In describing the form that a multi-track agreement would take Daniel Bodansky discussed including obligations for countries based specific parameters, “for example, countries with per capita GDPs above an agreed threshold might be expected to assume economy-wide emission targets” (Bodansky 10). However, other nations might be legally obligated to mitigation action through sectoral agreements or national policy making, based on the capacity of the nation. This type of system would create dynamic, “configurations of countries,” involving multiple, layering commitments based on the most effective strategy (Bodansky 9). However, because the negotiations would be based on reciprocity the potential for ambition is much higher.

For the Ad Hoc Working Group on the Durban Platform for Enhanced Action to be successful it must consider using the multi-tack approach in order to accomplish the post 2020 goals of less than or equal to two degree global temperature increase. Due to the various circumstances within each nation there is no single answer for reducing emissions across the board, and this agreement should reflect that.
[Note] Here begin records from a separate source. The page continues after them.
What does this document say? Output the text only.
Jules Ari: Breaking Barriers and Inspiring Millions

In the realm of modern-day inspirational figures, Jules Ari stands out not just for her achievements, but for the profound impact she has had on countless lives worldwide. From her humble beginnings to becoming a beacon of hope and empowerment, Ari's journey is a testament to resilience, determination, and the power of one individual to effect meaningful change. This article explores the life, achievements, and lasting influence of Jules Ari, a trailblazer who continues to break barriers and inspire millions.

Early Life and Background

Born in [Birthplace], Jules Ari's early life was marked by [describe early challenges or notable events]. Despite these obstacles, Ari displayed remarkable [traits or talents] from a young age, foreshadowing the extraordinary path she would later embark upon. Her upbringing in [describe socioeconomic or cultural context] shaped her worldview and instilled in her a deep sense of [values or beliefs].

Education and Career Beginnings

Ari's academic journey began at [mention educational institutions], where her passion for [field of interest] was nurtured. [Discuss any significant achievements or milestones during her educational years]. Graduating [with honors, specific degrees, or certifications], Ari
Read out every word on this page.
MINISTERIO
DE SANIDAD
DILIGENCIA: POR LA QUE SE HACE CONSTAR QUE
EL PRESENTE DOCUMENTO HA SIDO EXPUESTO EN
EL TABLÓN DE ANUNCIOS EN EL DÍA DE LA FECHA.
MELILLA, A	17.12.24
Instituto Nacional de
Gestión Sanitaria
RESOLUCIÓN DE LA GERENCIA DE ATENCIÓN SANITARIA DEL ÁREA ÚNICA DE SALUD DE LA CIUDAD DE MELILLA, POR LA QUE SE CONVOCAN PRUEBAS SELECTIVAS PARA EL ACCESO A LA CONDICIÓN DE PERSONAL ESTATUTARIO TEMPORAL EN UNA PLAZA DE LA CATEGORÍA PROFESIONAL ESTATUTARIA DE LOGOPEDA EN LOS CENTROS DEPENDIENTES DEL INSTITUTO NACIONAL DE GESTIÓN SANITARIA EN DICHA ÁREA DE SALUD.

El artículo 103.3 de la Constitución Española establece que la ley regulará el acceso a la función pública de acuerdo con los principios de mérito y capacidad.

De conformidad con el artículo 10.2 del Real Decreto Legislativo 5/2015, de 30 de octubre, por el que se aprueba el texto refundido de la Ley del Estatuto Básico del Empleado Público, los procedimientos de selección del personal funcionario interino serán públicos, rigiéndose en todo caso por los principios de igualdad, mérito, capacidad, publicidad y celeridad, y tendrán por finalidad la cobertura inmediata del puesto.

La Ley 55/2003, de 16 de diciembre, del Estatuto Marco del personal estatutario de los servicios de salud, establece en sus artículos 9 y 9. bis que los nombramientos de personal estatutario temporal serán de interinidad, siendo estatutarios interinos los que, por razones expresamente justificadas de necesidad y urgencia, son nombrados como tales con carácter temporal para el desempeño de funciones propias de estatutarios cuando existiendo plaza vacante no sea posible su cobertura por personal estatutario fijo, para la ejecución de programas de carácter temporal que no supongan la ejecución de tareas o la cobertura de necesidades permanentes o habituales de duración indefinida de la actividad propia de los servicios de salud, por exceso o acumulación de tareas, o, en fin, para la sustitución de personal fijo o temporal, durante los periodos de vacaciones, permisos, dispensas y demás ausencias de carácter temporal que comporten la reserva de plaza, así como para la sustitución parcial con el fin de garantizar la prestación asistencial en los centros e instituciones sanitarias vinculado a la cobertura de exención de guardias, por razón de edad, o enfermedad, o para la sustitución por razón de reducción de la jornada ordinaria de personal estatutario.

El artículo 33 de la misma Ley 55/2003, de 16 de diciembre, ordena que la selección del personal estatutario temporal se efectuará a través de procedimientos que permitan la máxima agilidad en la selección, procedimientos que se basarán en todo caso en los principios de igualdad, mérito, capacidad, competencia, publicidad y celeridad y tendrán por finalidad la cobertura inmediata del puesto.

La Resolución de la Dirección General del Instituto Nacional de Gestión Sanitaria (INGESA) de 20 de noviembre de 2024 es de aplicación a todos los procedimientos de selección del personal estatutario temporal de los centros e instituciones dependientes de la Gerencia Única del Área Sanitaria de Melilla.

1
The ADP has the potential to ensure the flexibility necessary for each nation to achieve the highest level of emissions reduction, attract a broad participation due to this flexibility, while also promoting the most aggressive reductions through the dynamic system of reciprocity.


Work Cited:

Bernauer, Thomas , Robert Gampfer, and Florian Landis . “Burden Sharing in Global Climate  Governance.” Centre for European Economic ResearchCentre for European EconomicResearch Unknown (2014): 1-9. Print.

Bodansky, Daniel. “The Durban Platform: Issues and Options for a 2015 Agreement.” Center for Climate and Energy solutions Unknown (2012): 1-10. Print.

Zammit-Lucia, Joseph . “COP19: the UN’s climate talks proved to be just another cop out.” The Guardian . N.p., 2 Dec. 2013. Web. 7 Oct. 2014.